Скинув скорость до минимума и пропетляв между бетонными блоками на дороге, останавливаемся перед шлагбаумом.

Видно в боковое зеркало, как валлийский броневик совершает те же манипуляции по слалому с бетонными блоками, какие и я только что. А за ним и «хамви» кирасир, прикрывающий «лапландер».

Потянувшись затекшим телом, вылезаю с водительского сиденья, одновременно рычагом открывая пассажирскую дверь, и вижу в лобовое стекло, как, поднырнув под шлагбаумом, выходит вперед высокий сержант с терминалом для контроля айдишек в руках. Предупреждаю девочек:

— Вещи оставляем на месте, все выходим для проверки Ай-Ди.

Остатки «пионерского отряда», потягиваясь, с ленцой выбираются с бордовой кожи сидений, которые они покрыли плотными льняными покрывалами, чтобы не прилипать к ней на жаре нежными частями тела, и подаются на выход.

Я был последним в этой очереди, после Розы, которую, неожиданно для себя даже, не удержавшись, ущипнул за тугую попку.

Роза фыркнула, как породистая кошка и, наполовину обернувшись, сказала мне с ехидной улыбочкой:

— Дождись гостиницы, злыдень писюкатый. Вот там-то я тебя загребу-замучаю, как Пол Пот Кампучию, — сверкнула довольным млятским взглядом и выскочила из автобуса.

Когда я вышел за ней в вечернюю жару, то понял, что уже ничего не понимаю вообще из того, что происходит; что и происходить не должно вроде бы в принципе.

С диким восторженным криком: «Рейзел!!!» один из патрульных, отдав свою винтовку товарищам, ловко перескочил через шлагбаум и, оттолкнув сержанта, который в это время проверял айдишку у Були, громко топоча берцами, раздвигая девчат, как скоростной ледокол шугу на реке, подбежал к Розе, протянул к ней правую руку, левой схватившись за броник в том месте, где должно быть сердце, и опять громко закричал, хотя был совсем уже рядом с девушкой:

— Рейзел, это я ТЕБЯ вижу?! Это не сон?! Не глюки?

И Роза повела себя, на мой взгляд, крайне неадекватно воспринимаемому мною образу плохой московской девочки.

На ее взвизг: «Саша!!!» обернулись уже все.

И маленькая Роза, с места, без разбега вспрыгнув на высоченного патрульного и обняв его руками и ногами, запричитала взахлеб:

— Сашка!
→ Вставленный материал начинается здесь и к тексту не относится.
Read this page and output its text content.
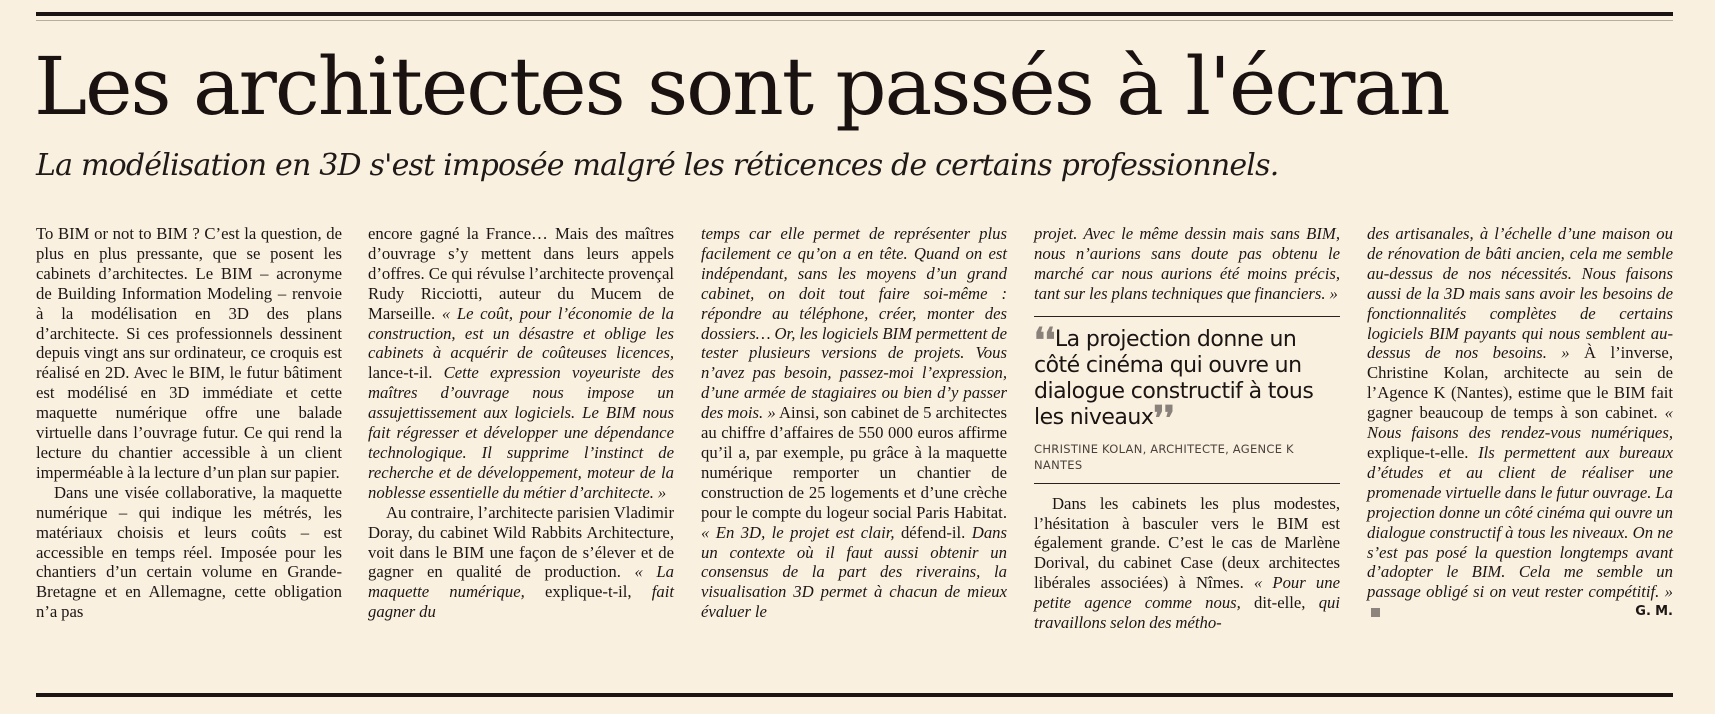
Les architectes sont passés à l'écran

La modélisation en 3D s'est imposée malgré les réticences de certains professionnels.

To BIM or not to BIM ? C’est la question, de plus en plus pressante, que se posent les cabinets d’architectes. Le BIM – acronyme de Building Information Modeling – renvoie à la modélisation en 3D des plans d’architecte. Si ces professionnels dessinent depuis vingt ans sur ordinateur, ce croquis est réalisé en 2D. Avec le BIM, le futur bâtiment est modélisé en 3D immédiate et cette maquette numérique offre une balade virtuelle dans l’ouvrage futur. Ce qui rend la lecture du chantier accessible à un client imperméable à la lecture d’un plan sur papier.

Dans une visée collaborative, la maquette numérique – qui indique les métrés, les matériaux choisis et leurs coûts – est accessible en temps réel. Imposée pour les chantiers d’un certain volume en Grande-Bretagne et en Allemagne, cette obligation n’a pas

encore gagné la France… Mais des maîtres d’ouvrage s’y mettent dans leurs appels d’offres. Ce qui révulse l’architecte provençal Rudy Ricciotti, auteur du Mucem de Marseille. « Le coût, pour l’économie de la construction, est un désastre et oblige les cabinets à acquérir de coûteuses licences, lance-t-il. Cette expression voyeuriste des maîtres d’ouvrage nous impose un assujettissement aux logiciels. Le BIM nous fait régresser et développer une dépendance technologique. Il supprime l’instinct de recherche et de développement, moteur de la noblesse essentielle du métier d’architecte. »

Au contraire, l’architecte parisien Vladimir Doray, du cabinet Wild Rabbits Architecture, voit dans le BIM une façon de s’élever et de gagner en qualité de production. « La maquette numérique, explique-t-il, fait gagner du

temps car elle permet de représenter plus facilement ce qu’on a en tête. Quand on est indépendant, sans les moyens d’un grand cabinet, on doit tout faire soi-même : répondre au téléphone, créer, monter des dossiers… Or, les logiciels BIM permettent de tester plusieurs versions de projets. Vous n’avez pas besoin, passez-moi l’expression, d’une armée de stagiaires ou bien d’y passer des mois. » Ainsi, son cabinet de 5 architectes au chiffre d’affaires de 550 000 euros affirme qu’il a, par exemple, pu grâce à la maquette numérique remporter un chantier de construction de 25 logements et d’une crèche pour le compte du logeur social Paris Habitat. « En 3D, le projet est clair, défend-il. Dans un contexte où il faut aussi obtenir un consensus de la part des riverains, la visualisation 3D permet à chacun de mieux évaluer le

projet. Avec le même dessin mais sans BIM, nous n’aurions sans doute pas obtenu le marché car nous aurions été moins précis, tant sur les plans techniques que financiers. »

❛❛La projection donne un côté cinéma qui ouvre un dialogue constructif à tous les niveaux❜❜
CHRISTINE KOLAN, ARCHITECTE, AGENCE K NANTES

Dans les cabinets les plus modestes, l’hésitation à basculer vers le BIM est également grande. C’est le cas de Marlène Dorival, du cabinet Case (deux architectes libérales associées) à Nîmes. « Pour une petite agence comme nous, dit-elle, qui travaillons selon des métho-

des artisanales, à l’échelle d’une maison ou de rénovation de bâti ancien, cela me semble au-dessus de nos nécessités. Nous faisons aussi de la 3D mais sans avoir les besoins de fonctionnalités complètes de certains logiciels BIM payants qui nous semblent au-dessus de nos besoins. » À l’inverse, Christine Kolan, architecte au sein de l’Agence K (Nantes), estime que le BIM fait gagner beaucoup de temps à son cabinet. « Nous faisons des rendez-vous numériques, explique-t-elle. Ils permettent aux bureaux d’études et au client de réaliser une promenade virtuelle dans le futur ouvrage. La projection donne un côté cinéma qui ouvre un dialogue constructif à tous les niveaux. On ne s’est pas posé la question longtemps avant d’adopter le BIM. Cela me semble un passage obligé si on veut rester compétitif. »
G. M.
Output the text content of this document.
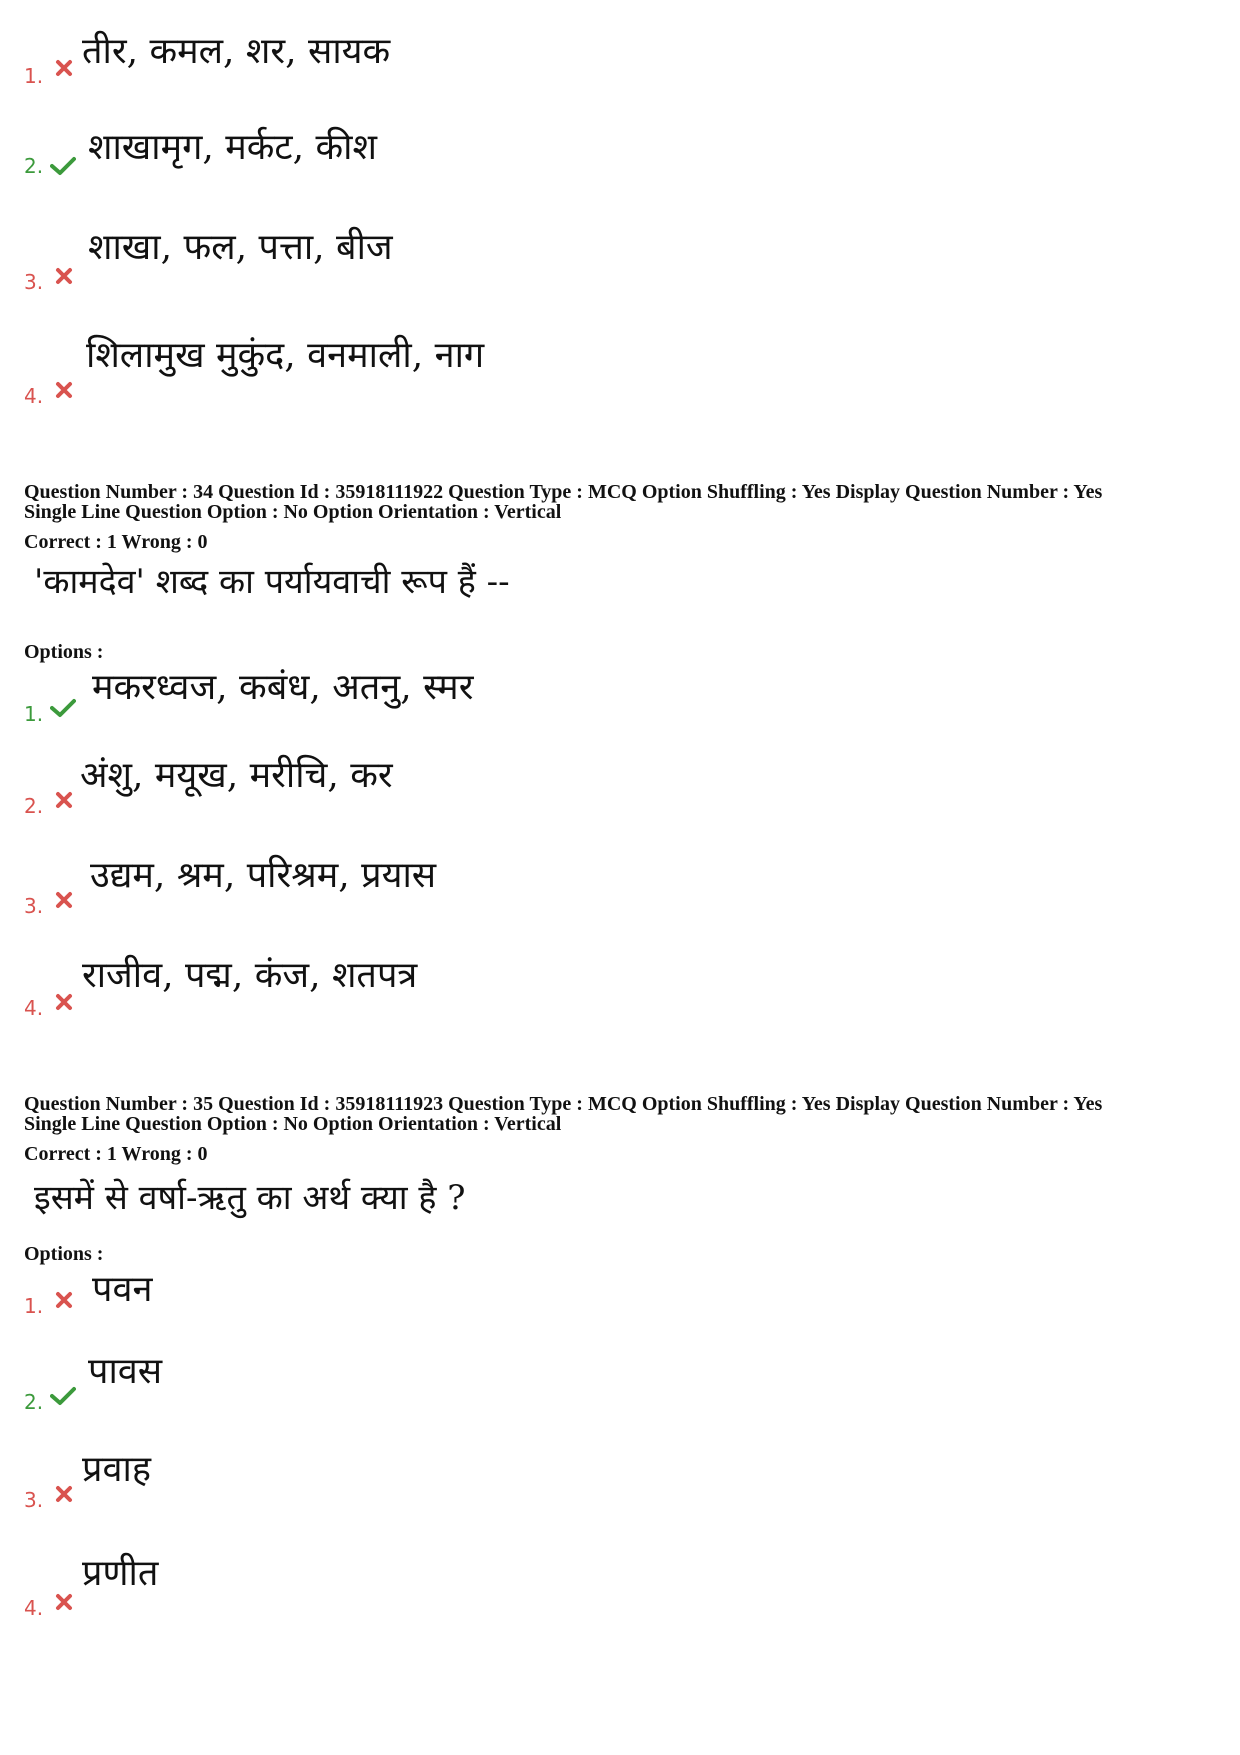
1.
तीर, कमल, शर, सायक
2. शाखामृग, मर्कट, कीश
3.
शाखा, फल, पत्ता, बीज
4.
शिलामुख मुकुंद, वनमाली, नाग
Question Number : 34 Question Id : 35918111922 Question Type : MCQ Option Shuffling : Yes Display Question Number : Yes
Single Line Question Option : No Option Orientation : Vertical
Correct : 1 Wrong : 0
'कामदेव' शब्द का पर्यायवाची रूप हैं --
Options :
1.
मकरध्वज, कबंध, अतनु, स्मर
2.
अंशु, मयूख, मरीचि, कर
3.
उद्यम, श्रम, परिश्रम, प्रयास
4.
राजीव, पद्म, कंज, शतपत्र
Question Number : 35 Question Id : 35918111923 Question Type : MCQ Option Shuffling : Yes Display Question Number : Yes
Single Line Question Option : No Option Orientation : Vertical
Correct : 1 Wrong : 0
इसमें से वर्षा-ऋतु का अर्थ क्या है ?
Options :
1. पवन
2.
पावस
3.
प्रवाह
4.
प्रणीत
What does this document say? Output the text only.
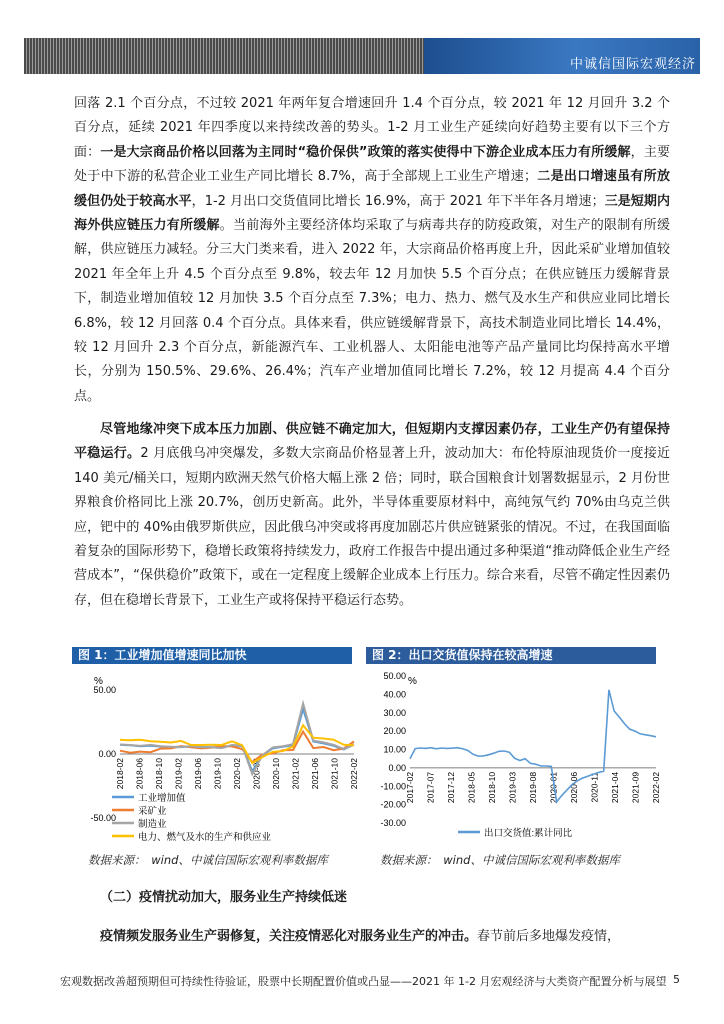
中诚信国际宏观经济

回落 2.1 个百分点，不过较 2021 年两年复合增速回升 1.4 个百分点，较 2021 年 12 月回升 3.2 个百分点，延续 2021 年四季度以来持续改善的势头。1-2 月工业生产延续向好趋势主要有以下三个方面：一是大宗商品价格以回落为主同时“稳价保供”政策的落实使得中下游企业成本压力有所缓解，主要处于中下游的私营企业工业生产同比增长 8.7%，高于全部规上工业生产增速；二是出口增速虽有所放缓但仍处于较高水平，1-2 月出口交货值同比增长 16.9%，高于 2021 年下半年各月增速；三是短期内海外供应链压力有所缓解。当前海外主要经济体均采取了与病毒共存的防疫政策，对生产的限制有所缓解，供应链压力减轻。分三大门类来看，进入 2022 年，大宗商品价格再度上升，因此采矿业增加值较 2021 年全年上升 4.5 个百分点至 9.8%，较去年 12 月加快 5.5 个百分点；在供应链压力缓解背景下，制造业增加值较 12 月加快 3.5 个百分点至 7.3%；电力、热力、燃气及水生产和供应业同比增长 6.8%，较 12 月回落 0.4 个百分点。具体来看，供应链缓解背景下，高技术制造业同比增长 14.4%，较 12 月回升 2.3 个百分点，新能源汽车、工业机器人、太阳能电池等产品产量同比均保持高水平增长，分别为 150.5%、29.6%、26.4%；汽车产业增加值同比增长 7.2%，较 12 月提高 4.4 个百分点。

尽管地缘冲突下成本压力加剧、供应链不确定加大，但短期内支撑因素仍存，工业生产仍有望保持平稳运行。2 月底俄乌冲突爆发，多数大宗商品价格显著上升，波动加大：布伦特原油现货价一度接近 140 美元/桶关口，短期内欧洲天然气价格大幅上涨 2 倍；同时，联合国粮食计划署数据显示，2 月份世界粮食价格同比上涨 20.7%，创历史新高。此外，半导体重要原材料中，高纯氖气约 70%由乌克兰供应，钯中的 40%由俄罗斯供应，因此俄乌冲突或将再度加剧芯片供应链紧张的情况。不过，在我国面临着复杂的国际形势下，稳增长政策将持续发力，政府工作报告中提出通过多种渠道“推动降低企业生产经营成本”，“保供稳价”政策下，或在一定程度上缓解企业成本上行压力。综合来看，尽管不确定性因素仍存，但在稳增长背景下，工业生产或将保持平稳运行态势。

图 1：工业增加值增速同比加快	图 2：出口交货值保持在较高增速
%
50.00
0.00
-50.00
2018-02 2018-06 2018-10 2019-02 2019-06 2019-10 2020-02 2020-06 2020-10 2021-02 2021-06 2021-10 2022-02
工业增加值
采矿业
制造业
电力、燃气及水的生产和供应业
%
50.00
40.00
30.00
20.00
10.00
0.00
-10.00
-20.00
-30.00
2017-02 2017-07 2017-12 2018-05 2018-10 2019-03 2019-08 2020-01 2020-06 2020-11 2021-04 2021-09 2022-02
出口交货值:累计同比
数据来源：　wind、中诚信国际宏观利率数据库	数据来源：　wind、中诚信国际宏观利率数据库
（二）疫情扰动加大，服务业生产持续低迷

疫情频发服务业生产弱修复，关注疫情恶化对服务业生产的冲击。春节前后多地爆发疫情，

宏观数据改善超预期但可持续性待验证，股票中长期配置价值或凸显——2021 年 1-2 月宏观经济与大类资产配置分析与展望 5
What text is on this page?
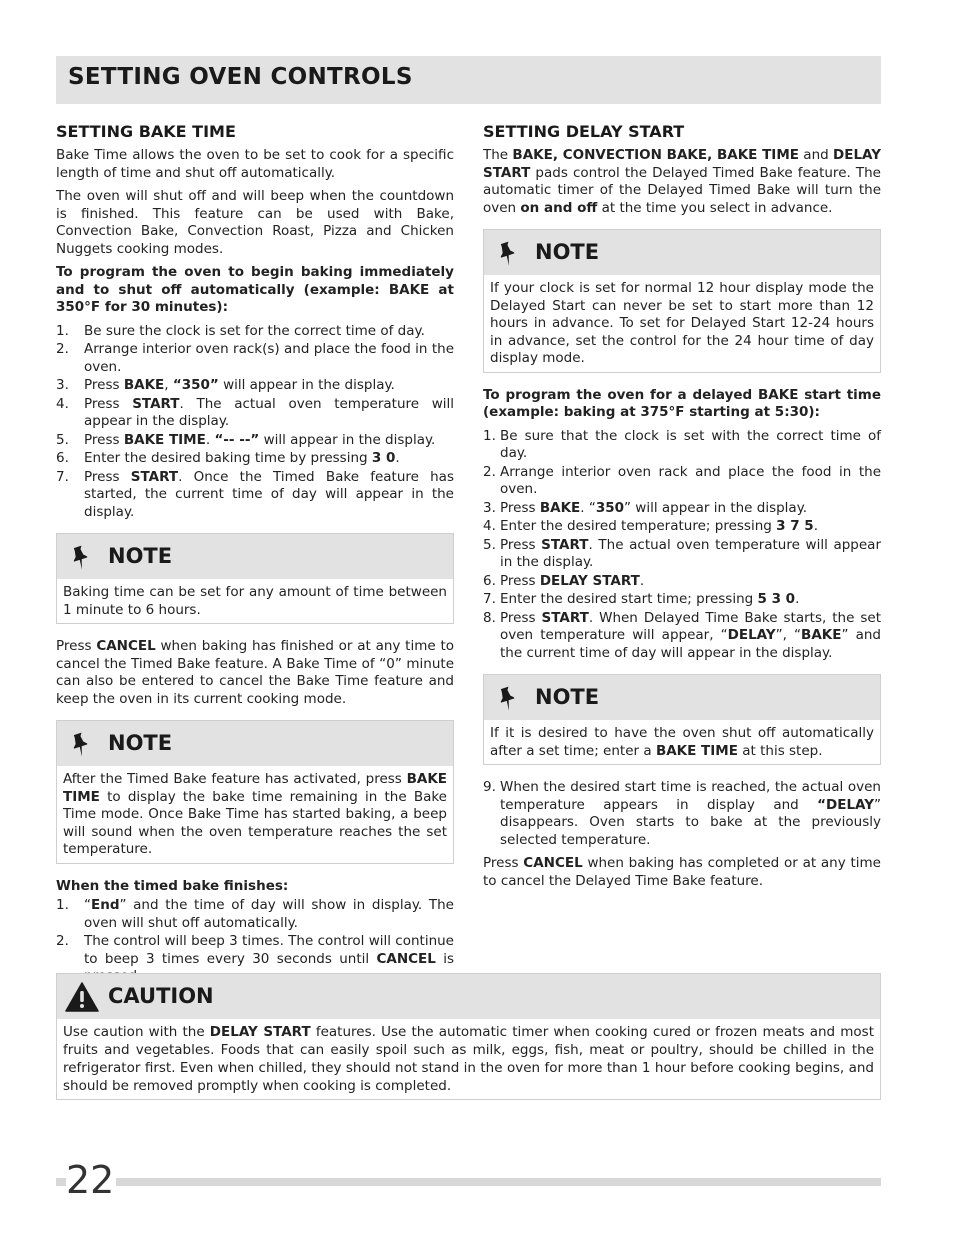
SETTING OVEN CONTROLS
SETTING BAKE TIME

Bake Time allows the oven to be set to cook for a specific length of time and shut off automatically.

The oven will shut off and will beep when the countdown is finished. This feature can be used with Bake, Convection Bake, Convection Roast, Pizza and Chicken Nuggets cooking modes.

To program the oven to begin baking immediately and to shut off automatically (example: BAKE at 350°F for 30 minutes):

1. Be sure the clock is set for the correct time of day.
2. Arrange interior oven rack(s) and place the food in the oven.
3. Press BAKE, “350” will appear in the display.
4. Press START. The actual oven temperature will appear in the display.
5. Press BAKE TIME. “-- --” will appear in the display.
6. Enter the desired baking time by pressing 3 0.
7. Press START. Once the Timed Bake feature has started, the current time of day will appear in the display.
NOTE
Baking time can be set for any amount of time between 1 minute to 6 hours.

Press CANCEL when baking has finished or at any time to cancel the Timed Bake feature. A Bake Time of “0” minute can also be entered to cancel the Bake Time feature and keep the oven in its current cooking mode.

NOTE
After the Timed Bake feature has activated, press BAKE TIME to display the bake time remaining in the Bake Time mode. Once Bake Time has started baking, a beep will sound when the oven temperature reaches the set temperature.

When the timed bake finishes:

1. “End” and the time of day will show in display. The oven will shut off automatically.
2. The control will beep 3 times. The control will continue to beep 3 times every 30 seconds until CANCEL is
SETTING DELAY START

The BAKE, CONVECTION BAKE, BAKE TIME and DELAY START pads control the Delayed Timed Bake feature. The automatic timer of the Delayed Timed Bake will turn the oven on and off at the time you select in advance.

NOTE
If your clock is set for normal 12 hour display mode the Delayed Start can never be set to start more than 12 hours in advance. To set for Delayed Start 12-24 hours in advance, set the control for the 24 hour time of day display mode.

To program the oven for a delayed BAKE start time (example: baking at 375°F starting at 5:30):

1. Be sure that the clock is set with the correct time of day.
2. Arrange interior oven rack and place the food in the oven.
3. Press BAKE. “350” will appear in the display.
4. Enter the desired temperature; pressing 3 7 5.
5. Press START. The actual oven temperature will appear in the display.
6. Press DELAY START.
7. Enter the desired start time; pressing 5 3 0.
8. Press START. When Delayed Time Bake starts, the set oven temperature will appear, “DELAY”, “BAKE” and the current time of day will appear in the display.
NOTE
If it is desired to have the oven shut off automatically after a set time; enter a BAKE TIME at this step.
9. When the desired start time is reached, the actual oven temperature appears in display and “DELAY” disappears. Oven starts to bake at the previously selected temperature.

Press CANCEL when baking has completed or at any time to cancel the Delayed Time Bake feature.

CAUTION
Use caution with the DELAY START features. Use the automatic timer when cooking cured or frozen meats and most fruits and vegetables. Foods that can easily spoil such as milk, eggs, fish, meat or poultry, should be chilled in the refrigerator first. Even when chilled, they should not stand in the oven for more than 1 hour before cooking begins, and should be removed promptly when cooking is completed.
22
Сашенька, любимый!

Не забывая при этом осыпать его лицо короткими, частыми поцелуями.

Потом они зависли в долгом сладострастном засосе, вызвав как радостные крики и свист всех патрульных, так и завистливое обалдение всего коллектива моего гарема.

Про себя я уже не говорю. Я просто впал в ступор из-за «разрыва шаблона». В голове валеты королей гоняют, а периферией сознания уже вырисовывается понимание, что обещанная мне «Кампучия» отчего-то накрывается сегодня медным тазом. А я уже было настроился…

Не успел я эту мысль додумать, как Роза, оторвавшись наконец-то от опухших губ солдатика, откинулась, держась за его талию ногами и обнимая за шею одной левой рукой, правой же хорошо так замахнувшись, неожиданно засветила ему точно в глаз.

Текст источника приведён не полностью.